Anders als Teamkollege Max Verstappen sieht Isack Hadjar durchaus Vorteile beim neuen Reglement - Das Racing sei in diesem Jahr "besser" geworden, betont er

Isack Hadjar: Neue Regeln haben das Racing besser gemacht

Isack Hadjar findet das Racing in der Formel 1 in diesem Jahr besser

Foto: Formel 1

Nicht alle Piloten im Formel-1-Fahrerfeld haben sich bereits mit dem in diesem Jahr neuen Reglement angefreundet. Unter anderem Max Verstappen gehört zu den schärfsten Kritikern der 2026er-Regeln. Red-Bull-Teamkollege Isack Hadjar sieht die Lage dagegen deutlich entspannter.

"Ich glaube, das ist das erste Mal seit langer Zeit, dass sich zwei Autos mit identischem Tempo gegenseitig überholen können", hebt er einen für ihn positiven Punkt des neuen Reglements hervor.

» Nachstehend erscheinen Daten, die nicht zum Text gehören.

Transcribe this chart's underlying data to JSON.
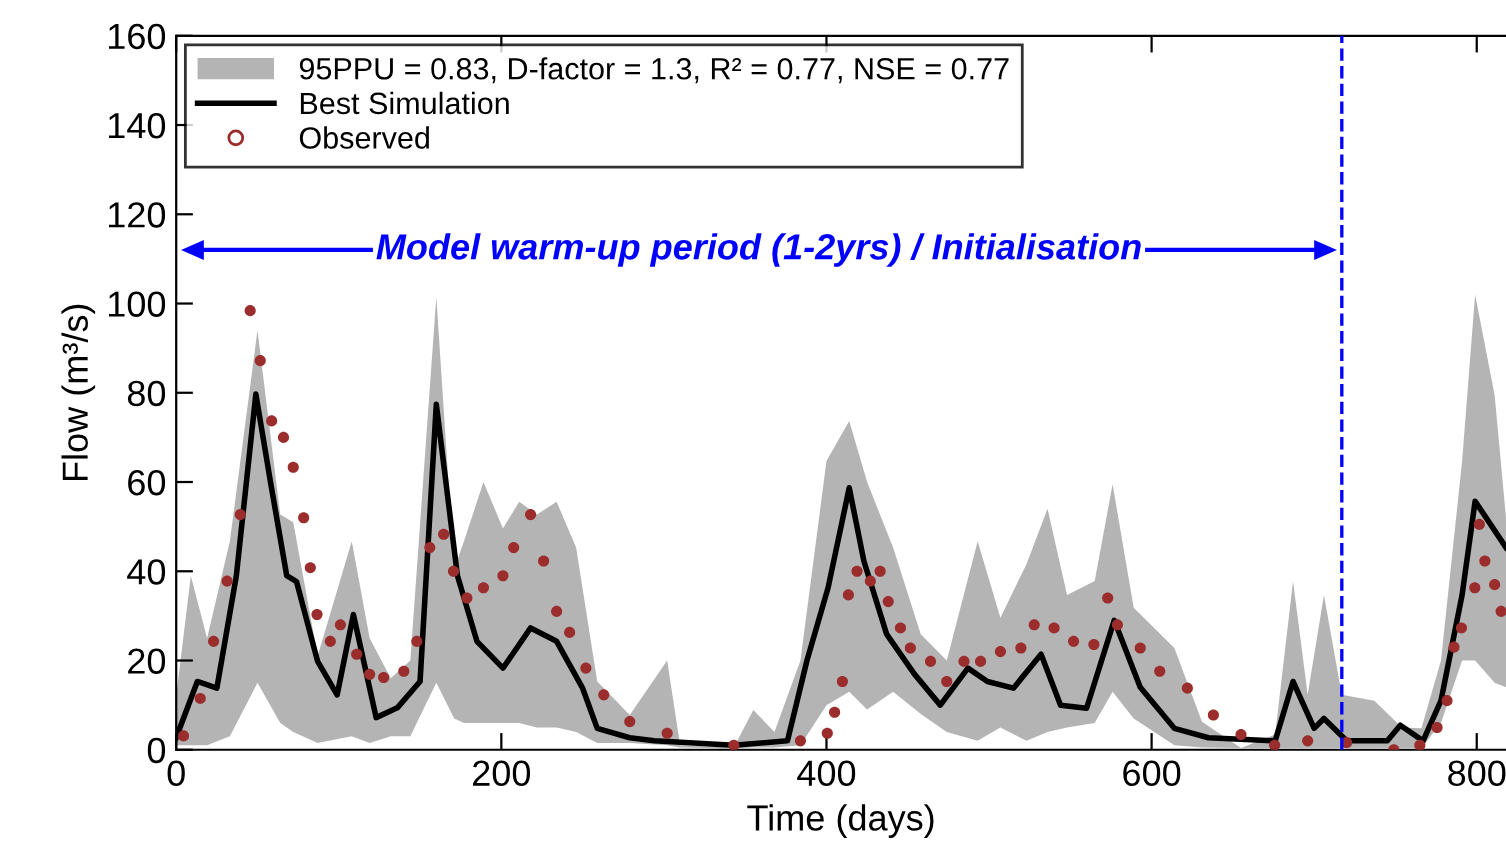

Denn noch in der vergangenen Saison habe es deutlich weniger Überholmanöver gegeben.

"Wenn man das vergangene Jahr betrachtet, brauchte man immer einen Vorteil von etwa sechs, sieben oder acht Zehnteln, um das vor einem fahrende Auto zu überholen. Manchmal sogar noch mehr", erinnert sich der Franzose.

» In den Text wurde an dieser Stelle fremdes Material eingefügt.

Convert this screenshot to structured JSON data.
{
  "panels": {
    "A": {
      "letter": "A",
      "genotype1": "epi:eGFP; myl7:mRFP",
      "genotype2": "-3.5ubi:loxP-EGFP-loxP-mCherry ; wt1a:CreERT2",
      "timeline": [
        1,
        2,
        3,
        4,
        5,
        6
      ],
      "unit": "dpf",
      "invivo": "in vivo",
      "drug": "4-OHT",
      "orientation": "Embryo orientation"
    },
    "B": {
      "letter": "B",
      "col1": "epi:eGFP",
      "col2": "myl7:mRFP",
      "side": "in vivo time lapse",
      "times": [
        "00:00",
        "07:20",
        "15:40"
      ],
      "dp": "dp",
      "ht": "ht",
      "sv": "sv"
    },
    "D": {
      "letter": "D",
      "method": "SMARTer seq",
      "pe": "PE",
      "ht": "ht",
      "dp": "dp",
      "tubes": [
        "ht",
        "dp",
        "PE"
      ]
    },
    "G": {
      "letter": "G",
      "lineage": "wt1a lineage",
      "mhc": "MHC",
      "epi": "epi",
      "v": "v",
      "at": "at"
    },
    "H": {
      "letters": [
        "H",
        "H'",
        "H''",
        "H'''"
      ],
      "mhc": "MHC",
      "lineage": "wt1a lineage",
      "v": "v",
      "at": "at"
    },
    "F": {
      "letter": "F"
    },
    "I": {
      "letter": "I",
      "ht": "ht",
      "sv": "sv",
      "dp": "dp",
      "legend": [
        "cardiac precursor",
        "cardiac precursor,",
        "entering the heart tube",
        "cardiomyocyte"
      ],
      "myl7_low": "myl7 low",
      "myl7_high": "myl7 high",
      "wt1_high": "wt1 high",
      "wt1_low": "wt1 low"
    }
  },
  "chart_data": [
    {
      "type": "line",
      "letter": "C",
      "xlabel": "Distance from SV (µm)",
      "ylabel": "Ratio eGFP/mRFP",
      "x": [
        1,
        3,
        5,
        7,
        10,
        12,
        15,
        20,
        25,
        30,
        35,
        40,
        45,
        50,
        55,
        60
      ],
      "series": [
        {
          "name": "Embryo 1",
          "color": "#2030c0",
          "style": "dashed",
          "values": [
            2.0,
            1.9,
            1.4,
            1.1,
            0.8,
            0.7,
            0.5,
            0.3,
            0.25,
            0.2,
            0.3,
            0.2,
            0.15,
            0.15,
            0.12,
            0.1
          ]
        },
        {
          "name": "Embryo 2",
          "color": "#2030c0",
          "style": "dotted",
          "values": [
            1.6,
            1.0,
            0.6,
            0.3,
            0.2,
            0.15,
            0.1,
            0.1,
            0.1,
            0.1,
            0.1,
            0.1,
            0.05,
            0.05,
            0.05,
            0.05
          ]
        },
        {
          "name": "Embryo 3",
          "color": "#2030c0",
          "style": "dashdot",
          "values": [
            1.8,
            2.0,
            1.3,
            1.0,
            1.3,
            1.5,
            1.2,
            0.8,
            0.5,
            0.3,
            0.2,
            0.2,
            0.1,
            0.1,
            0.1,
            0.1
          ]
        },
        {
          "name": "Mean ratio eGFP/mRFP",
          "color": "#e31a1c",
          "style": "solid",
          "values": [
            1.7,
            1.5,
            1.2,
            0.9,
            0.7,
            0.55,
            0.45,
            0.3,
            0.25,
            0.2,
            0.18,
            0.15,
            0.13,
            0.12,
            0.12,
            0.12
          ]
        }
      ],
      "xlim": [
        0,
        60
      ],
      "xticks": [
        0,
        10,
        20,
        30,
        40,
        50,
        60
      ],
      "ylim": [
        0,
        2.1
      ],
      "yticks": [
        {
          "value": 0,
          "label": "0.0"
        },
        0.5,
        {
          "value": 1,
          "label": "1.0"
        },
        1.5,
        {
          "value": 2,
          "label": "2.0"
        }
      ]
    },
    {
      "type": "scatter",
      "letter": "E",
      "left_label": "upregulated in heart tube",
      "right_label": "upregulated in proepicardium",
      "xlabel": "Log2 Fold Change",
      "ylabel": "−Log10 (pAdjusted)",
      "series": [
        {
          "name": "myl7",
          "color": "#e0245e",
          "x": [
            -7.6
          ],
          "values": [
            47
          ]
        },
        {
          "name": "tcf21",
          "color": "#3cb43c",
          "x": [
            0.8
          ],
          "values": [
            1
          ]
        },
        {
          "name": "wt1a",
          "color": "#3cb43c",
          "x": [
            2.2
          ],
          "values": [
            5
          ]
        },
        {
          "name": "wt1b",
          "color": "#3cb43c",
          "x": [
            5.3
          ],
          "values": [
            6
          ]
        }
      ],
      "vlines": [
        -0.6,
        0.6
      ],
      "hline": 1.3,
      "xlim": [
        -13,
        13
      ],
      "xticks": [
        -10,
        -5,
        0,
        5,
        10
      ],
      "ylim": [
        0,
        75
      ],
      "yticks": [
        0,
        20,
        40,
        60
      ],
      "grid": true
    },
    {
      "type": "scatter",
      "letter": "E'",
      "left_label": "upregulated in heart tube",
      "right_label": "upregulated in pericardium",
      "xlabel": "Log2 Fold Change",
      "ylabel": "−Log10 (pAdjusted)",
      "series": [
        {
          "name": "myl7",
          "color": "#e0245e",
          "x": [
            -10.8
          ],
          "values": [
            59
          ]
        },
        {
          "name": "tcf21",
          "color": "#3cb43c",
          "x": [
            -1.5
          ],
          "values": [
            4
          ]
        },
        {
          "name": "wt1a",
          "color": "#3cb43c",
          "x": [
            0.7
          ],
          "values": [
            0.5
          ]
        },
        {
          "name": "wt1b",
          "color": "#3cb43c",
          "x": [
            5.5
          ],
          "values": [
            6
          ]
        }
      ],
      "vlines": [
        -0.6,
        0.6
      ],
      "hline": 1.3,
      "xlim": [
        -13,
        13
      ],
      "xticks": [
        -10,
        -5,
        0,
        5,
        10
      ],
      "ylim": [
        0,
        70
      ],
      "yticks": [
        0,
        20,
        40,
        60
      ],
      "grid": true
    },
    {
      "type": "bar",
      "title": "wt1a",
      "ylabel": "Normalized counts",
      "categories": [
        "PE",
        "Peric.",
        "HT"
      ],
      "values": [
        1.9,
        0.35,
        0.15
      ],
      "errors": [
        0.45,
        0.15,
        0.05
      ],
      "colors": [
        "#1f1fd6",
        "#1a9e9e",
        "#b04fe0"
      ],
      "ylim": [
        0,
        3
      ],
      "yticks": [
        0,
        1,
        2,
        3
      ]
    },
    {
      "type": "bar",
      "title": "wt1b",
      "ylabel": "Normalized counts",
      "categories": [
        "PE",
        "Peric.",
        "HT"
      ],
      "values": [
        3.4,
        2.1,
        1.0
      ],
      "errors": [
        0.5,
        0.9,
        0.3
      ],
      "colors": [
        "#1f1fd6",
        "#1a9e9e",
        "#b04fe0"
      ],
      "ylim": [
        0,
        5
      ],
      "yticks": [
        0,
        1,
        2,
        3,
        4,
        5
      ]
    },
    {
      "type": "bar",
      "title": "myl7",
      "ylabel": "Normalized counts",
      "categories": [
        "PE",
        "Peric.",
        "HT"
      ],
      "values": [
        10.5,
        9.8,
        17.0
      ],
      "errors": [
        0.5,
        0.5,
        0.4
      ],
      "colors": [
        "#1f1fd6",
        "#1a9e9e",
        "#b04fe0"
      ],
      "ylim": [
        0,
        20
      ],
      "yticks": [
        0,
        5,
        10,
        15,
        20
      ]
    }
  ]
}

Zudem habe man nach einem erfolgreichen Manöver häufig gewusst, "dass das Auto hinter einem einen niemals wieder überholen wird", so Hadjar. In den ersten Rennen der Saison 2026 gab es dagegen Duelle, bei denen die Positionen gleich mehrfach wechselten.

"Wenn überhaupt, dann macht es das Racing besser, das steht fest", urteilt Hadjar daher. Kritiker bemängeln dagegen, dass es zwar in diesem Jahr durchaus deutlich mehr Überholmanöver gebe, diese durch das neue Reglement aber lediglich künstlich herbeigeführt seien.

"Es wirkt manchmal schon ein bisschen künstlich", gesteht auch Hadjar in diesem Zusammenhang zwar, betont jedoch, dass die Situation "definitiv besser als früher" sei. Es gehe jetzt lediglich noch darum, "die richtige Balance" bei den Überholmanövern zu finden.

Übermäßig viel würde Hadjar am neuen Reglement daher auch gar nicht mehr ändern. "Einfach effizientere Batterien, das ist alles", antwortet er auf die Frage, was man noch besser machen könnte. Davon abgesehen scheint er mit der "neuen" Formel 1 bereits recht zufrieden zu sein.